5- Los ‘90 nos habían acostumbrado a que los jugadores podían ser de la Selección cuando llegaban a ser jugadores del fútbol europeo. Pero al ponerse la albiceleste, los conocíamos ya como jugadores vernáculos. Argentina podía ser una vidriera para las potencias, pero los pleiers eran de marca nacional. Eran jugadores argentinos, porque su identidad social de jugador se habría construido acá, y su propia concepción de sí mismos como jugadores se forjó en relación con su lugar en nuestro fútbol; y, en rigor, era por eso que eran nuestros, más que por el tema del natalicio.

Lionel Messi, en cambio, ya tenía un lugar en el fútbol de masas mundial cuando llegó al argentino; apareció como noticia de Cataluña que gracias a Dios había nacido en Rosario. Sin embargo todo pasa en todas partes, y el partido con Chelsea y el abrazo de Rijkaard cuando la lesión estuvieron en mi living. Es que Lionel Messi llega a nosotros en las autopistas de la globalización, es parte de nuestra vida en tanto y en cuanto por nosotros pasan los circuitos de elaboración, circulación y consumo de fragmentos que –palabras más palabras menos- se llaman globalización. Nosotros nos llamamos globalización.
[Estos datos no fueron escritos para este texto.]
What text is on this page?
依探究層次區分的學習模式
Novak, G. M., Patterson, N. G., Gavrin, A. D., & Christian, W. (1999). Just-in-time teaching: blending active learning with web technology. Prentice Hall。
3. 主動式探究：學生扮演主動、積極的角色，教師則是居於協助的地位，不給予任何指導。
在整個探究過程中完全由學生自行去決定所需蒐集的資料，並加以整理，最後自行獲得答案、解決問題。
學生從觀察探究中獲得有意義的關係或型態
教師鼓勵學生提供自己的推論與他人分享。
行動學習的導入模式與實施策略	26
¿Cuáles son los colores de la remera de la globalización? En el fútbol ya quedó viejo el internacionalismo, equipado en “Resto del mundo” con jugadores de varios países. Ahora los países se arman convocando jugadores de formación variable. La nacionalidad no existe como punto de partida, sino como segundo término que se construye y opera distribuyendo elementos constituidos y organizados globalmente.